Fine for firm that should have known better

The Solicitors Disciplinary Tribunal (SDT) has issued the largest penalty against a law firm for a series of breaches that allowed the firm’s client account to be used as a banking facility when there was no underlying legal transaction. Clyde & Co was fined £50,000 and three of its partners (the respondents) were fined £10,000 each.

The case came before the SDT as an agreed outcome, subject to the panel’s approval. The respondents admitted that they failed to comply with their obligations under the Money Laundering Regulations 2007, and failed to take note of the guidance in the Law Society’s fraudulent financial arrangements warning and/or the warning notice on money laundering.

Over a series of transactions, the SDT found no information that the respondents undertook, or proposed to undertake, any legal work in respect of transactions from the client account on behalf of the client.

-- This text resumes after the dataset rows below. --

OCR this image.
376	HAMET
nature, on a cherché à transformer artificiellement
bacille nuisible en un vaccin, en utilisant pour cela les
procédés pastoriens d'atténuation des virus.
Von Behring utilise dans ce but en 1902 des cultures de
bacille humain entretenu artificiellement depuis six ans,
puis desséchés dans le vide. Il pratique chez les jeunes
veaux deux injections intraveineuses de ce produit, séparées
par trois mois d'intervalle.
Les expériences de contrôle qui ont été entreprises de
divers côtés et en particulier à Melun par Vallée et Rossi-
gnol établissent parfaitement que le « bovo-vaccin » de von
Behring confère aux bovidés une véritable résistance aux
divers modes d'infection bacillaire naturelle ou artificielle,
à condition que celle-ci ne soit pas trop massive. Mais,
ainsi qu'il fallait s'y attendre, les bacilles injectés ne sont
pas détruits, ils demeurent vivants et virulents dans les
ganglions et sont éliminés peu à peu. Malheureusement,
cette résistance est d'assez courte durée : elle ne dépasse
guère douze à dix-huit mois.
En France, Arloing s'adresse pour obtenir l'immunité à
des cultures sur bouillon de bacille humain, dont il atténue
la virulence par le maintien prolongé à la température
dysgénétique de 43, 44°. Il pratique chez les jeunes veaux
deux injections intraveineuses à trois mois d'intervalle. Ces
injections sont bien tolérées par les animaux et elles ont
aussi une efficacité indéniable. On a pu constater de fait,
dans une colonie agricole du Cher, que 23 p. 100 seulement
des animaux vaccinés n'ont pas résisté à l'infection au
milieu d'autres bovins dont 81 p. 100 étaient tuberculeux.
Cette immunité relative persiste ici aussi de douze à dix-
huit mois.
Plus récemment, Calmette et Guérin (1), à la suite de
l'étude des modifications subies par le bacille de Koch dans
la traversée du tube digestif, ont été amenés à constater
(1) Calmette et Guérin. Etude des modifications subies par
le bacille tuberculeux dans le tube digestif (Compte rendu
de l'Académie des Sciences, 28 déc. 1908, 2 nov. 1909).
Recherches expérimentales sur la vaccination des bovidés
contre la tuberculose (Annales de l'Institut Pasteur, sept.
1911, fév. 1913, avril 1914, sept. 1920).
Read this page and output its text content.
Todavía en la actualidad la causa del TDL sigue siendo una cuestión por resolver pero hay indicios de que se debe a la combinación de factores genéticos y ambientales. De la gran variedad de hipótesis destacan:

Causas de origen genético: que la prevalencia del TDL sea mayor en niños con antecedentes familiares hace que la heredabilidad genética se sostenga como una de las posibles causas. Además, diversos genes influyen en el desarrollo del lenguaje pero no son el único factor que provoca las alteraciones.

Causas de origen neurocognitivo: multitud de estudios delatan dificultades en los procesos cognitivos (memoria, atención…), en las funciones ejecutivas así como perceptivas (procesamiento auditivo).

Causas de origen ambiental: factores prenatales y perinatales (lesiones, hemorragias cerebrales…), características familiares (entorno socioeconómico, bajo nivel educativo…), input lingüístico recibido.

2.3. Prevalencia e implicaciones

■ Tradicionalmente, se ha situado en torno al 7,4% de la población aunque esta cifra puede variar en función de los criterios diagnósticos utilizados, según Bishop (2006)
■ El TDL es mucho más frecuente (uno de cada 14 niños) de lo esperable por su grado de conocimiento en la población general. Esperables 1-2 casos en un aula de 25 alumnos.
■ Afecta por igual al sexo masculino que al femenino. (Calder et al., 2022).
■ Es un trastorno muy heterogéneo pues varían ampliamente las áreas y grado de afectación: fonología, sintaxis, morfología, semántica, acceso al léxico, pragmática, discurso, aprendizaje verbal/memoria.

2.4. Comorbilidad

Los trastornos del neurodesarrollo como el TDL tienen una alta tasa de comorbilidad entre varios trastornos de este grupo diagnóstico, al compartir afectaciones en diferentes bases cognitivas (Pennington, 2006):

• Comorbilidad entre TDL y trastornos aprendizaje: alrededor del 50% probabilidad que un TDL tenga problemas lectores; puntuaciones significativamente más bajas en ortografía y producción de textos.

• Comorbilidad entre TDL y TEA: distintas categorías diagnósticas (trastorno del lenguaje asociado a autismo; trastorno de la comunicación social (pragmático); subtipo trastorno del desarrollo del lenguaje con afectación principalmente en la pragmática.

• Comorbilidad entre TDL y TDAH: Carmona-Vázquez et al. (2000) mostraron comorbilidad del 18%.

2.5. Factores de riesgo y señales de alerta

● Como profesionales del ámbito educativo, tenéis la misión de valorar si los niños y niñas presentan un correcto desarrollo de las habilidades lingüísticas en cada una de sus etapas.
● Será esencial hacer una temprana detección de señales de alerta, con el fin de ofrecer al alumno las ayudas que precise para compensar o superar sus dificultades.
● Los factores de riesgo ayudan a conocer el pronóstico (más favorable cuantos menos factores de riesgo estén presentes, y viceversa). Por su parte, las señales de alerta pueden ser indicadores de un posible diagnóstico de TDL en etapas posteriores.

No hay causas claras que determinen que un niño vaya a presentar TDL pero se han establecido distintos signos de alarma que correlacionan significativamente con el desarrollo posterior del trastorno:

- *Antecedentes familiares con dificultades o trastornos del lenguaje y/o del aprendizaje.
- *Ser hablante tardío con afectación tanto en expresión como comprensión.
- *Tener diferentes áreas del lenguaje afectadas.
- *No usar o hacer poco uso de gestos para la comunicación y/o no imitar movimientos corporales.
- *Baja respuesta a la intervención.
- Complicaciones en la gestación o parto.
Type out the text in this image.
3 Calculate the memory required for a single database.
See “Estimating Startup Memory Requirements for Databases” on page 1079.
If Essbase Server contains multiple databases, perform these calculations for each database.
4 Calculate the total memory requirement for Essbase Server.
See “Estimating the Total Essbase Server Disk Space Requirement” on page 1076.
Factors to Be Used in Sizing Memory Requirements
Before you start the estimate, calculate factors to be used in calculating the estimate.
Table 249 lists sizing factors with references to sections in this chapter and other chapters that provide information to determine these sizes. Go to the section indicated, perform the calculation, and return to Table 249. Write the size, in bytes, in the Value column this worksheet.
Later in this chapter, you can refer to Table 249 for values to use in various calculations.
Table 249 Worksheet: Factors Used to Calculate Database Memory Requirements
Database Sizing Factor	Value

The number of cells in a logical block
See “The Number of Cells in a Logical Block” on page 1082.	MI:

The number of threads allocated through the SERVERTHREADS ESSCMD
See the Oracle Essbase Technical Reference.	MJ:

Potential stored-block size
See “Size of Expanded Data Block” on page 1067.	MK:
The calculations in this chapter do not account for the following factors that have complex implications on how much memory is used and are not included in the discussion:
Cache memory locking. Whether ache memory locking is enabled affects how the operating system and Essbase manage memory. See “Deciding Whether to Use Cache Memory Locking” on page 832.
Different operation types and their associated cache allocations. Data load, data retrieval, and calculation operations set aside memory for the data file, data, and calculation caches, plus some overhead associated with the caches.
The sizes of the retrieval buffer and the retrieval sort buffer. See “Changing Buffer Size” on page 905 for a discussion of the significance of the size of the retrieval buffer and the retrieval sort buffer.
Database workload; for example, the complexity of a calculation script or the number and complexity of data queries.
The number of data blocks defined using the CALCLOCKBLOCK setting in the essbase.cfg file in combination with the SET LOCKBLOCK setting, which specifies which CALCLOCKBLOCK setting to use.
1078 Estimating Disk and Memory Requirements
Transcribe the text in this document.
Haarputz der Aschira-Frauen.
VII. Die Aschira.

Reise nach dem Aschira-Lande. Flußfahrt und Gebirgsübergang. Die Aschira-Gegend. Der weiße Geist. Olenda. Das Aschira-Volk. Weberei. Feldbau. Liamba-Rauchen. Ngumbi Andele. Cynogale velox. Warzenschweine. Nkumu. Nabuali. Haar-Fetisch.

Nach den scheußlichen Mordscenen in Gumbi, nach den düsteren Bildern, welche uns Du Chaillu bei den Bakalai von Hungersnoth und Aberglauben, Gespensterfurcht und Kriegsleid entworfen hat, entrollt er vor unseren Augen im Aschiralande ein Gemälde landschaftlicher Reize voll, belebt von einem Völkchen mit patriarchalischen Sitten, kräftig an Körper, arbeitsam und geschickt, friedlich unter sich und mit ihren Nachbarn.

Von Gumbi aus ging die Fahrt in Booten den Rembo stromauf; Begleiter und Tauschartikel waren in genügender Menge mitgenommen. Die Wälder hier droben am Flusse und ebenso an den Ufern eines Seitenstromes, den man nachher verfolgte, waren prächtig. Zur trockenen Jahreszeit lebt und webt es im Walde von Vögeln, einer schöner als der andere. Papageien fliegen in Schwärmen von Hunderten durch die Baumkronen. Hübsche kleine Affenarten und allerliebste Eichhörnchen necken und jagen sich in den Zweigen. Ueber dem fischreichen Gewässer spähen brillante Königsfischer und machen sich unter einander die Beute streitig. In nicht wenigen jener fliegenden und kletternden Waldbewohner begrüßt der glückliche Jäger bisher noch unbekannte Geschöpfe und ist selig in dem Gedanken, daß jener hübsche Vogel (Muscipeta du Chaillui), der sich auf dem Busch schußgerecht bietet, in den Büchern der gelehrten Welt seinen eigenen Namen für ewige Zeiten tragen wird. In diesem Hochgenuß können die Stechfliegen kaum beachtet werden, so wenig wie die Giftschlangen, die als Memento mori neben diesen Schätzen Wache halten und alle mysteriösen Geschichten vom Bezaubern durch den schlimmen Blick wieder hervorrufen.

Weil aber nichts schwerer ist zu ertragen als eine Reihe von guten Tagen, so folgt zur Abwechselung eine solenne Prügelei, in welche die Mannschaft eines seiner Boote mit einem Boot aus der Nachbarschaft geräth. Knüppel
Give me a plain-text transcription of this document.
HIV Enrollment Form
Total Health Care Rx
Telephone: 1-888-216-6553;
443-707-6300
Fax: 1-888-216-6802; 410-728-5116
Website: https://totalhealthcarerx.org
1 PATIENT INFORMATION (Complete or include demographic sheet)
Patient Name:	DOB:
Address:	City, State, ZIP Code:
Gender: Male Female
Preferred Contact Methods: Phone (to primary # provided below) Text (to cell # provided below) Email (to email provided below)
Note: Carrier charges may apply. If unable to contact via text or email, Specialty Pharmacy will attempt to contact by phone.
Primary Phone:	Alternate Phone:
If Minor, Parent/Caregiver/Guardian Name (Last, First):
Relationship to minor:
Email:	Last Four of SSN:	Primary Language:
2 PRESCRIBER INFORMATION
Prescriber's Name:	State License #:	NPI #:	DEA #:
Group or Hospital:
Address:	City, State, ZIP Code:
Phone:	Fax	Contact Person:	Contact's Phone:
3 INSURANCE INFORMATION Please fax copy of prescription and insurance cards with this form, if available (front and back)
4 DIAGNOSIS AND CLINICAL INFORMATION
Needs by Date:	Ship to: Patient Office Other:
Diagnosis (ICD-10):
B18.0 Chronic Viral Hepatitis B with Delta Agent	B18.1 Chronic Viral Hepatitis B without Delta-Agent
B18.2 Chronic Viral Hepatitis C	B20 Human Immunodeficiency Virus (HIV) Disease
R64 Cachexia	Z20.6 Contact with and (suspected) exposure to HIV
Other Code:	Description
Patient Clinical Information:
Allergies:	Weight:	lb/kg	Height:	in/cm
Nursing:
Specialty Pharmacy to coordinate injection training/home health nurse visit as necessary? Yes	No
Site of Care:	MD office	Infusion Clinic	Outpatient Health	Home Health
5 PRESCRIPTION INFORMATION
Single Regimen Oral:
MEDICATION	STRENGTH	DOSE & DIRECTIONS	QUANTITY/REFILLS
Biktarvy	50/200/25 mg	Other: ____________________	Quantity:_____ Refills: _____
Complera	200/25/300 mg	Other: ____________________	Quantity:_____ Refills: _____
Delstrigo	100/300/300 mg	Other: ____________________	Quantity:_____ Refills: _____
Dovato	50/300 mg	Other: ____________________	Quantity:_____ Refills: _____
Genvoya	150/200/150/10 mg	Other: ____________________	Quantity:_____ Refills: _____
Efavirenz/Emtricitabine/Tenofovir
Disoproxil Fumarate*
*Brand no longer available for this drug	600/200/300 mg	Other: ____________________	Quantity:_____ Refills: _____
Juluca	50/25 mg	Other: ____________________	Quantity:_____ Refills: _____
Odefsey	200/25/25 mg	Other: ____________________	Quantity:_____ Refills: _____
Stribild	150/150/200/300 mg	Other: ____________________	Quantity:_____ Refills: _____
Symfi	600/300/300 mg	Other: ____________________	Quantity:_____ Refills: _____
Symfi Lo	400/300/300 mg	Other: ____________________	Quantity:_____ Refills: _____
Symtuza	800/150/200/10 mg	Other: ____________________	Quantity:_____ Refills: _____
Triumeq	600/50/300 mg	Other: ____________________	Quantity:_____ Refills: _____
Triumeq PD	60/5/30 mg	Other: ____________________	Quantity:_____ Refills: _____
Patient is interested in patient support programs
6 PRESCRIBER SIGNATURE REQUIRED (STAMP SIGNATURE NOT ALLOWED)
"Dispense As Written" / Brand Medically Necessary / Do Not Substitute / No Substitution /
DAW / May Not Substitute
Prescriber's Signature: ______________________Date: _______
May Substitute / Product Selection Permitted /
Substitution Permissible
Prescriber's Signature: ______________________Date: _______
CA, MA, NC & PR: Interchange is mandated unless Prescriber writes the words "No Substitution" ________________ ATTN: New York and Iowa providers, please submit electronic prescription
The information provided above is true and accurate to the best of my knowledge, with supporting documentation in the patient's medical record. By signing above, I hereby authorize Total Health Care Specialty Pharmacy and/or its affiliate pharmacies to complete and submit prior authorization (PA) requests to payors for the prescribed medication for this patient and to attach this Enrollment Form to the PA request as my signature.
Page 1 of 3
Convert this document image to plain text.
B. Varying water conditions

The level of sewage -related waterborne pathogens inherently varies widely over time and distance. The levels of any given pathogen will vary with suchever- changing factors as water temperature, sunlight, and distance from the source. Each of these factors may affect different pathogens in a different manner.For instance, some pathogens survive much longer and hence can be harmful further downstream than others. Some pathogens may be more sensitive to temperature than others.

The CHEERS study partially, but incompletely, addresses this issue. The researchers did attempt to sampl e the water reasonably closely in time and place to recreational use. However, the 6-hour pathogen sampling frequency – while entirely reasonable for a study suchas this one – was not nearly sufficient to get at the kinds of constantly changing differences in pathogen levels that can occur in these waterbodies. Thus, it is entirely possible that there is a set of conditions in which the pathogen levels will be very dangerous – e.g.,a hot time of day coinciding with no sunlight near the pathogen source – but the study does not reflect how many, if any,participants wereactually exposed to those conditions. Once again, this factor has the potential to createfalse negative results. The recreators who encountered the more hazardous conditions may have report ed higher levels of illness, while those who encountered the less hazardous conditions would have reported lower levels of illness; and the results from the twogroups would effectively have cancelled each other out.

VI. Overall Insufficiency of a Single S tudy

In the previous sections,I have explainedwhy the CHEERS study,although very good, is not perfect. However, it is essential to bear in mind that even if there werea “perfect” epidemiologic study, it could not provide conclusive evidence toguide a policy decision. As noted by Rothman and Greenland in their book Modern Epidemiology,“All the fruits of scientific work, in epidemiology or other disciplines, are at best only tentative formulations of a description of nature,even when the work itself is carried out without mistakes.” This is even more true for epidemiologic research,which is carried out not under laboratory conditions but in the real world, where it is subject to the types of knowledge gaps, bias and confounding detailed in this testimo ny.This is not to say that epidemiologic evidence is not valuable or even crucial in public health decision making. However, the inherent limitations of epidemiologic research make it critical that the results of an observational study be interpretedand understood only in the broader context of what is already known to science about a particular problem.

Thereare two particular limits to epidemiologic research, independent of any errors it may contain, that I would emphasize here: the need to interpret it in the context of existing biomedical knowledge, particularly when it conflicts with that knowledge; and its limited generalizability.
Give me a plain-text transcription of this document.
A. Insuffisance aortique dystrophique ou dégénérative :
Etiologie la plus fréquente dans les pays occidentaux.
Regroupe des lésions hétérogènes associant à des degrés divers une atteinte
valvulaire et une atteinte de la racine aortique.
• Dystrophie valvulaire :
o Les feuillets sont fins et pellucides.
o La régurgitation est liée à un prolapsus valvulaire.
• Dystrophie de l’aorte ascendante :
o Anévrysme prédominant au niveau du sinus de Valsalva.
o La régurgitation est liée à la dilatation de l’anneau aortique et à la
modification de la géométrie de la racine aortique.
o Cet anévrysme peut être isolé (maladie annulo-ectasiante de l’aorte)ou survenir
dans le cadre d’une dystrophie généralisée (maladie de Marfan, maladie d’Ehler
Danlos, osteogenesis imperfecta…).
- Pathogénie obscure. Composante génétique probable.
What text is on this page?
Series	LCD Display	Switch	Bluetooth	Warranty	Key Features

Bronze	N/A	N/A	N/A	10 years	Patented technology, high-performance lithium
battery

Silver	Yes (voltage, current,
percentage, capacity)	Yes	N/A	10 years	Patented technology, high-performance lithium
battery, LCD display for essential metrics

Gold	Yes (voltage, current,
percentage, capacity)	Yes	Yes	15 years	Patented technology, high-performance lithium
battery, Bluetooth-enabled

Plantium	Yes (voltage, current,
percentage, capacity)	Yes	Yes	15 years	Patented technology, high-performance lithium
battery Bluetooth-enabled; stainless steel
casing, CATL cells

Despite the respondents receiving mandatory Accounts Rules training and the firms risk register identifying that acting as an escrow agent would be a breach of the Account Rules if the firm was not instructed on an underlying matter.

The respondents faced further consequences for their failure to deal with aged residual client balances that amassed in excess of £7.3m on inactive matters which took more than two years to rectify.

The SDT felt that, as the respondents were a large firm with experienced partners; it would be expected to set an example to other firms. It was a matter of concern that the respondents had failed to deal with the issues for a significant period of time. Ultimately, the partners should have known better; there were examples of instances that the risks had been recognised, but they had failed to take adequate actions in response.